Benchmark Qwen3.5-35B Gemma 4 26B
Terminal-Bench 2 40.5%
SWE-bench Verified 69.2%
TAU2 81.2 68.2
LiveCodeBench 77.1%
Arena AI (Elo) 1400 1441

Qwen3.5 looks stronger on paper (TAU2, SWE-bench). Gemma 4 edges it on Arena AI. Our local quantized results tell a different story: Gemma 4 is more consistent where it counts — actually compiling and running under constrained context on real hardware.

Conclusions

Gemma 4 26B-A4B MXFP4 is the best local coding model on this hardware. 15 GB, 14/15 rock solid, 4.0/10 on the hard exam, quant-insensitive. 18 tok/s on an iGPU.

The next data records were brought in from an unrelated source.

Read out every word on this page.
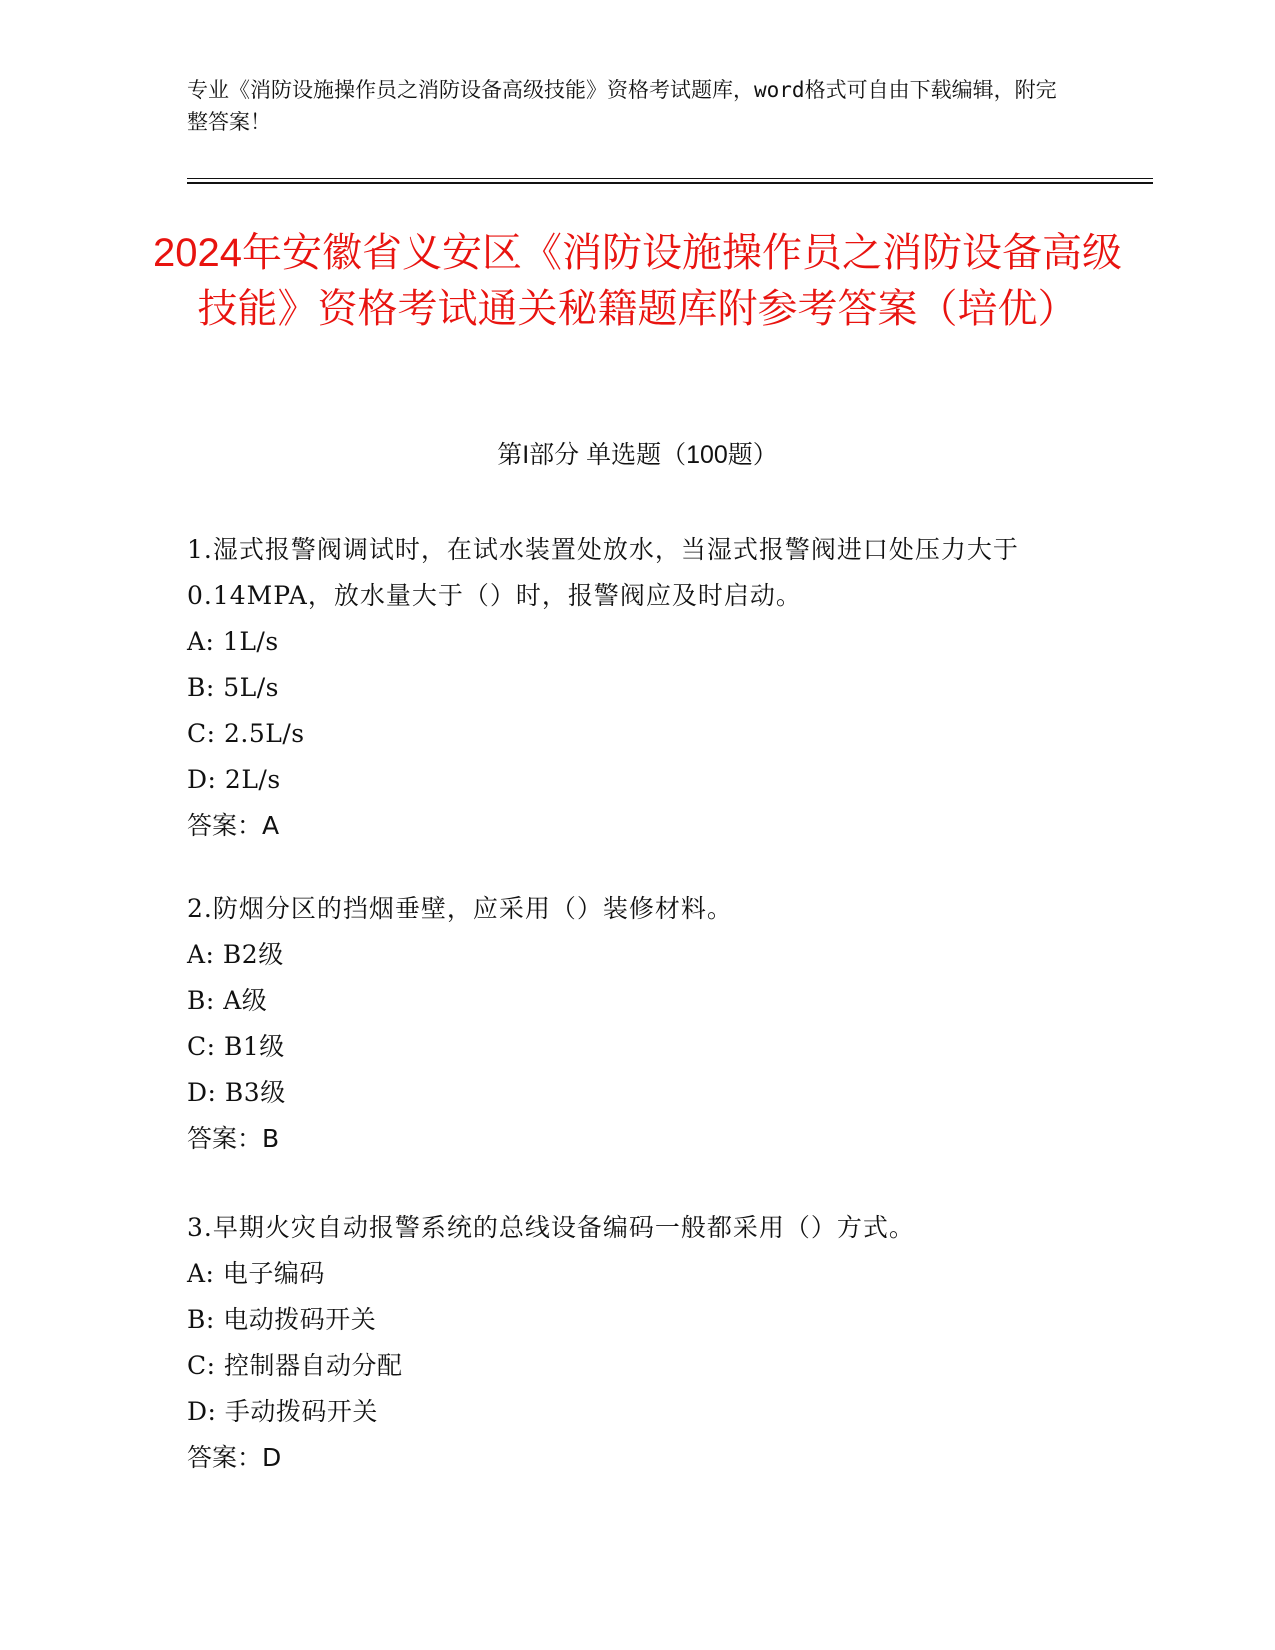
专业《消防设施操作员之消防设备高级技能》资格考试题库，word格式可自由下载编辑，附完整答案！
2024年安徽省义安区《消防设施操作员之消防设备高级技能》资格考试通关秘籍题库附参考答案（培优）
第I部分 单选题（100题）
1.湿式报警阀调试时，在试水装置处放水，当湿式报警阀进口处压力大于0.14MPA，放水量大于（）时，报警阀应及时启动。
A: 1L/s
B: 5L/s
C: 2.5L/s
D: 2L/s
答案：A
2.防烟分区的挡烟垂壁，应采用（）装修材料。
A: B2级
B: A级
C: B1级
D: B3级
答案：B
3.早期火灾自动报警系统的总线设备编码一般都采用（）方式。
A: 电子编码
B: 电动拨码开关
C: 控制器自动分配
D: 手动拨码开关
答案：D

gpt-oss-20b is the best value. 12 GB, 27 tok/s, 14/15 rock solid, 3.7/10 on exam v2. Smallest and fastest model that competes with the bigger MoEs. Dense, no draft model needed.

Qwen3.5-35B is fast but flaky. 21–22 tok/s but lower compile rates on the hard exam. Q5_K_M (28 GB) is the best quant if you need it.

Compile rate matters more than peak score. A model that compiles 2/3 seeds and scores 4/10 is more useful than one that compiles 1/3 and scores 8 on a lucky run.

Multi-seed and real execution are non-negotiable. Grep scoring inflated results. Single-seed results were noise. Every major conclusion from the initial n=1 grep-based run was wrong.

Reproduce it

./sweep.sh

All code: exam_v1/, exam_v2/, sweep.sh. Results are local-only (regenerate with ./sweep.sh).

  1. Co-authored with Claude Opus 4.6.